On another note, when she is in a good mood, she is such a joy. A few nights I ago, I spent two hours putting her to bed, but it was not too much of a drag. We sang and made up bedtime stories. Then I started massaging her legs, hoping that it would send her to sleep faster (as it usually does). Amusingly, she asked for me to massage her head. And face. So I did. Until my hands got tired. But when I stopped, she asked me to massage again. That went on three or four times.
Then the cutest thing happened. She tried massaging me back! But instead of rubbing, she used her nails so it was too ticklish for me. I tried to stop her but she threw my hand away and resumed her “massage”. In the end I couldn’t take it any more – I sat up and told her to please stop massaging mama because it was too ticklish. And I quickly patted her to sleep.
Toddlers.

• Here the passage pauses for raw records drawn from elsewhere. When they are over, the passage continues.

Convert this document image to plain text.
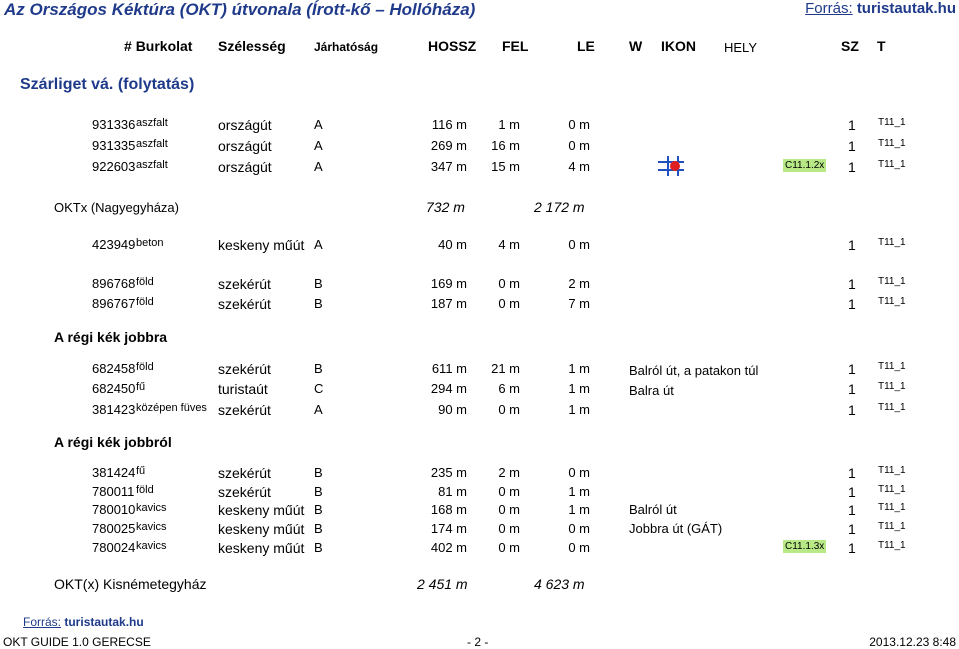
Az Országos Kéktúra (OKT) útvonala (Írott-kő – Hollóháza)	Forrás: turistautak.hu
# Burkolat Szélesség Járhatóság	HOSSZ FEL	LE W IKON HELY	SZ T
Szárliget vá. (folytatás)
931336 aszfalt	országút	A	116 m 1 m	0 m	1 T11_1
931335 aszfalt	országút	A	269 m 16 m	0 m	1 T11_1
922603 aszfalt	országút	A	347 m 15 m	4 m	C11.1.2x 1 T11_1
OKTx (Nagyegyháza)	732 m	2 172 m
423949 beton	keskeny műút A	40 m 4 m	0 m	1 T11_1
896768 föld	szekérút	B	169 m 0 m	2 m	1 T11_1
896767 föld	szekérút	B	187 m 0 m	7 m	1 T11_1
A régi kék jobbra
682458 föld	szekérút	B	611 m 21 m	1 m	Balról út, a patakon túl	1 T11_1
682450 fű	turistaút	C	294 m 6 m	1 m	Balra út	1 T11_1
381423 középen füves szekérút	A	90 m 0 m	1 m	1 T11_1
A régi kék jobbról
381424 fű	szekérút	B	235 m 2 m	0 m	1 T11_1
780011 föld	szekérút	B	81 m 0 m	1 m	1 T11_1
780010 kavics	keskeny műút B	168 m 0 m	1 m	Balról út	1 T11_1
780025 kavics	keskeny műút B	174 m 0 m	0 m	Jobbra út (GÁT)	1 T11_1
780024 kavics	keskeny műút B	402 m 0 m	0 m	C11.1.3x 1 T11_1
OKT(x) Kisnémetegyház	2 451 m	4 623 m
Forrás: turistautak.hu
OKT GUIDE 1.0 GERECSE	- 2 -	2013.12.23 8:48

They have the wonderful ability to make you go from “aww they’re so cute” to “argh I’ve had enough” to “but they’re such poor things they’re learning about their own emotions” to “I need some time out!!” to “I love you so much I just want to spend all my time with you”.
Back to number three. I still haven’t started getting the baby items sorted and ready. The fear and phobia are still there, and I guess a part of me just wants to get the stuff done only when baby has been born safely. But then, would that be considered a lack of faith?
The hubby and I recently agreed to not bring Alexa up in polite conversations with strangers, to save them the awkward moments. I told him I now feel completely okay with that, and that we should just talk about Alexa if and when the conversations get bit deeper. Most people would ask “Oh are you expecting your first?” just to make a conversation, so I really don’t want to hit them with the whole story.
Anyway. I am trying to enjoy this pregnancy as much as I can, and am trying to give baby number three as much attention as I can, though it is proving to be very difficult so far. Still, I am not complaining.